Kilka dni temu miałeś okazję pojechać do szpitala w Mostiskach na Ukrainie… Co Cię uderzyło?

W rzeczywistości miałem okazję wejść do tego ośrodka szpitalnego w Mostiskach. Kierownik, a konkretnie Alexander, jest na tyle uprzejmy, że oprowadza mnie po swoim dziale. Skoczyły na mnie podstawowe warunki w jakich pracują, całkowity brak sprzętu i zasobów. Czułem się jak w szpitalu I wojny światowej. Czułem się jak w książce Florence Nightingale.

Niedawno skontaktowała się ze mną organizacja wolontariuszy, aby podróżować do Syrii i Damaszku

Twoja misja w Polsce dobiega końca… Jakie są Twoje plany humanitarne na przyszłość?

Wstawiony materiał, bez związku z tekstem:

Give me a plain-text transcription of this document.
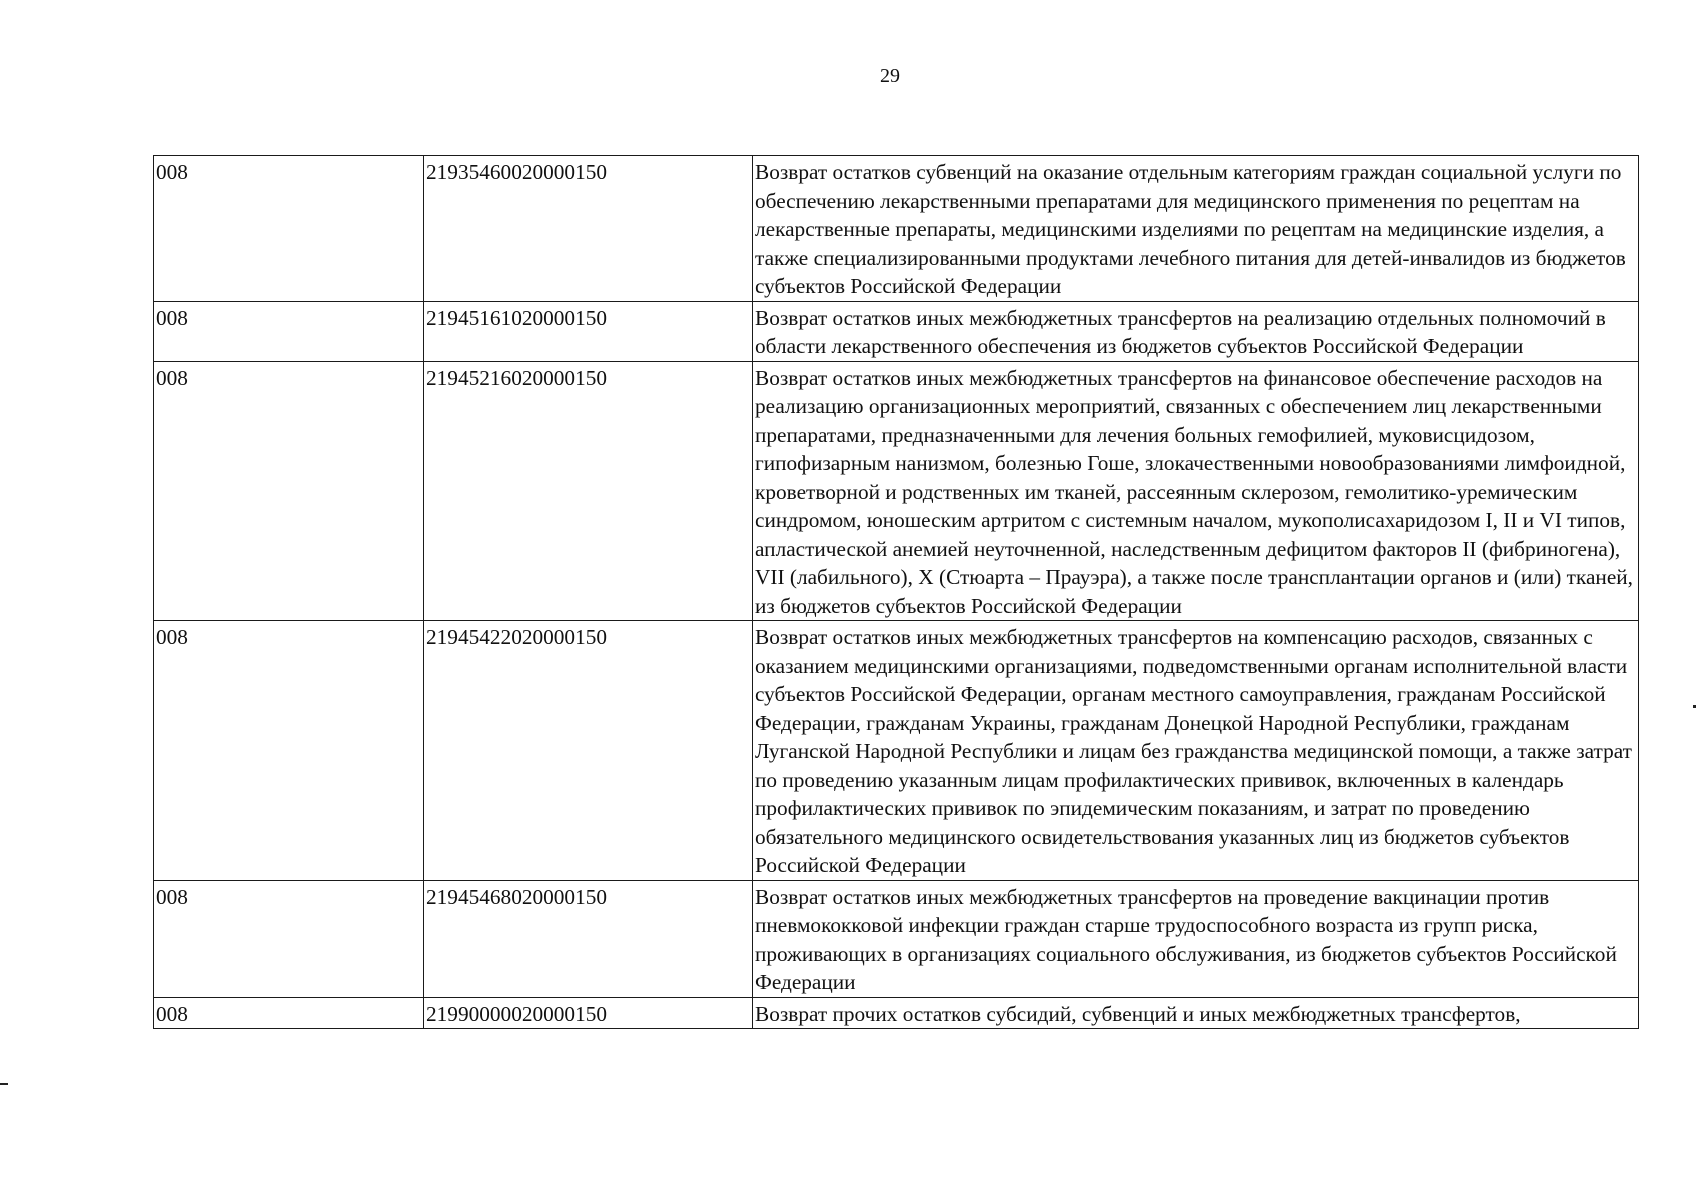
29
008	21935460020000150	Возврат остатков субвенций на оказание отдельным категориям граждан социальной услуги по обеспечению лекарственными препаратами для медицинского применения по рецептам на лекарственные препараты, медицинскими изделиями по рецептам на медицинские изделия, а также специализированными продуктами лечебного питания для детей-инвалидов из бюджетов субъектов Российской Федерации
008	21945161020000150	Возврат остатков иных межбюджетных трансфертов на реализацию отдельных полномочий в области лекарственного обеспечения из бюджетов субъектов Российской Федерации
008	21945216020000150	Возврат остатков иных межбюджетных трансфертов на финансовое обеспечение расходов на реализацию организационных мероприятий, связанных с обеспечением лиц лекарственными препаратами, предназначенными для лечения больных гемофилией, муковисцидозом, гипофизарным нанизмом, болезнью Гоше, злокачественными новообразованиями лимфоидной, кроветворной и родственных им тканей, рассеянным склерозом, гемолитико-уремическим синдромом, юношеским артритом с системным началом, мукополисахаридозом I, II и VI типов, апластической анемией неуточненной, наследственным дефицитом факторов II (фибриногена), VII (лабильного), X (Стюарта – Прауэра), а также после трансплантации органов и (или) тканей, из бюджетов субъектов Российской Федерации
008	21945422020000150	Возврат остатков иных межбюджетных трансфертов на компенсацию расходов, связанных с оказанием медицинскими организациями, подведомственными органам исполнительной власти субъектов Российской Федерации, органам местного самоуправления, гражданам Российской Федерации, гражданам Украины, гражданам Донецкой Народной Республики, гражданам Луганской Народной Республики и лицам без гражданства медицинской помощи, а также затрат по проведению указанным лицам профилактических прививок, включенных в календарь профилактических прививок по эпидемическим показаниям, и затрат по проведению обязательного медицинского освидетельствования указанных лиц из бюджетов субъектов Российской Федерации
008	21945468020000150	Возврат остатков иных межбюджетных трансфертов на проведение вакцинации против пневмококковой инфекции граждан старше трудоспособного возраста из групп риска, проживающих в организациях социального обслуживания, из бюджетов субъектов Российской Федерации
008	21990000020000150	Возврат прочих остатков субсидий, субвенций и иных межбюджетных трансфертов,
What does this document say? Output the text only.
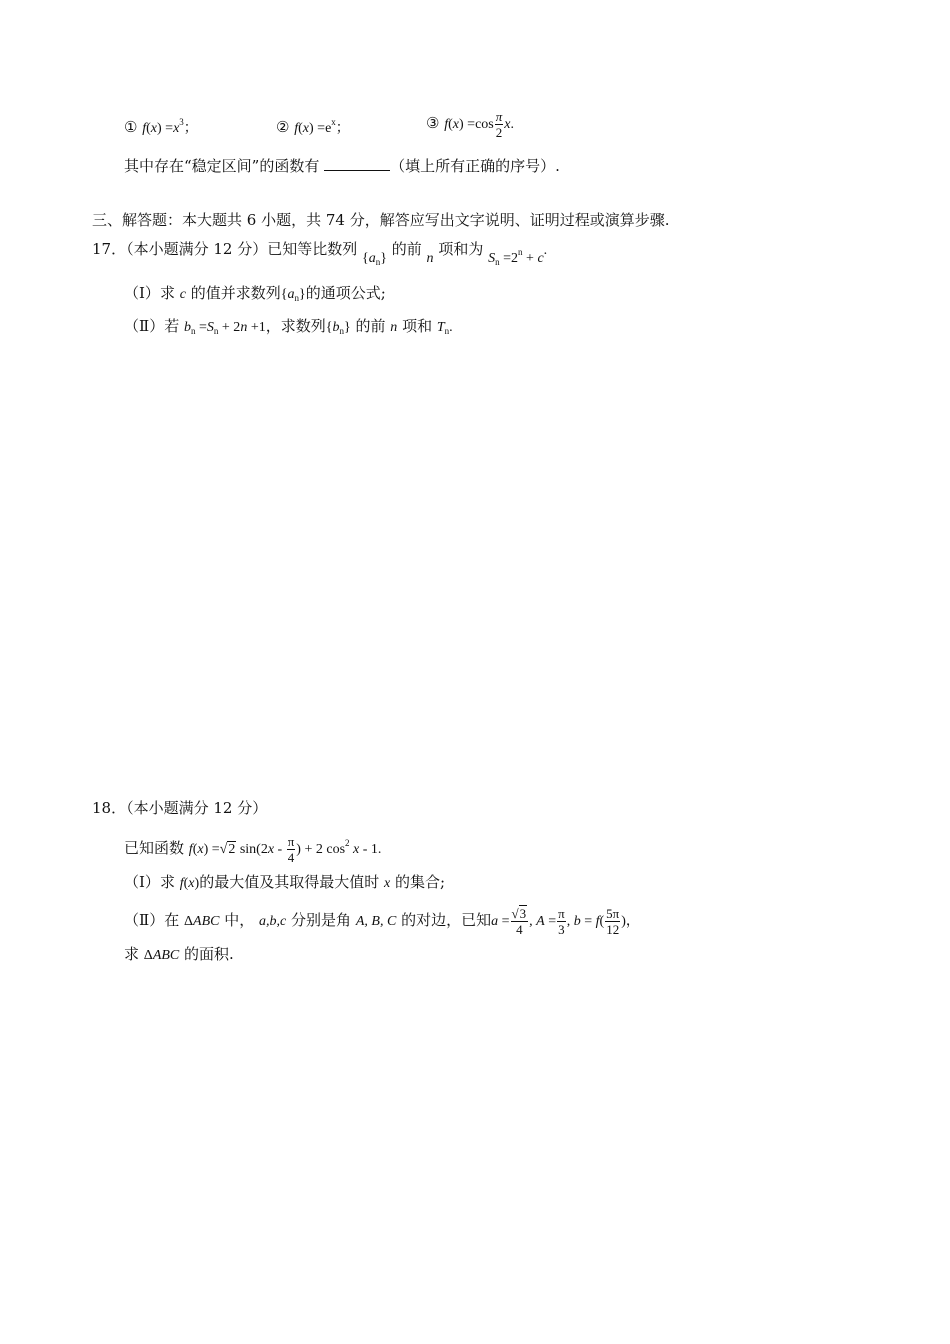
① $f(x) =x^3$；	② $f(x) =e^x$；	③ $f(x) =\cos \frac{\pi}{2} x$.
其中存在“稳定区间”的函数有	（填上所有正确的序号）.
三、解答题：本大题共 6 小题，共 74 分，解答应写出文字说明、证明过程或演算步骤.
17．（本小题满分 12 分）已知等比数列 $\{a_n\}$ 的前 n 项和为 $S_n =2^n + c$.
（Ⅰ）求 c 的值并求数列$\{a_n\}$的通项公式;
（Ⅱ）若 $b_n =S_n + 2n +1$，求数列$\{b_n\}$ 的前 n 项和 $T_n$.
18．（本小题满分 12 分）
已知函数 f(x) =√2 $\sin(2x - \frac{\pi}{4}$ ) + 2 $\cos^2 x - 1$.
（Ⅰ）求 f(x)的最大值及其取得最大值时 x 的集合;
（Ⅱ）在 ΔABC 中， a,b,c 分别是角 A, B, C 的对边，已知$a = \frac{√3}{4}$ , $A = \frac{\pi}{3}$ , $b = f( \frac{5\pi}{12}$ )，
求 ΔABC 的面积.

Moja praca dobiegnie końca, gdy autobus Tony’ego Carvajala – burmistrza Castlehawk – przyjedzie do Audi w piątek wieczorem. Jak każda praca, którą mogłem wykonać, wracałem do domu wzbogacony o doświadczenia, z którymi mogłem żyć, ludzi, których spotkałem, uśmiechy, które spotkałem i łzy, które miałem. Wspólny. Na razie nie wiem, czy kiedykolwiek wrócę do Polski. Aby udać się do Syrii, Damaszku, niedawno skontaktowała się ze mną organizacja wolontariacka. Kiedy wrócę, przestudiuję ten projekt.

Czytaj więcej:
Wojna na Ukrainie – Konwój humanitarny wyruszający z Castlehawk (Ad): Centrum handlowe w Tresco, Presmisley, „Codziennie 3000 do 4000 ludzi”

Czytaj więcej:
Po przebyciu w centrum obozu dla uchodźców w Aude: Przemyśl, konwój humanitarny Kasilhawk popłynął na Ukrainę.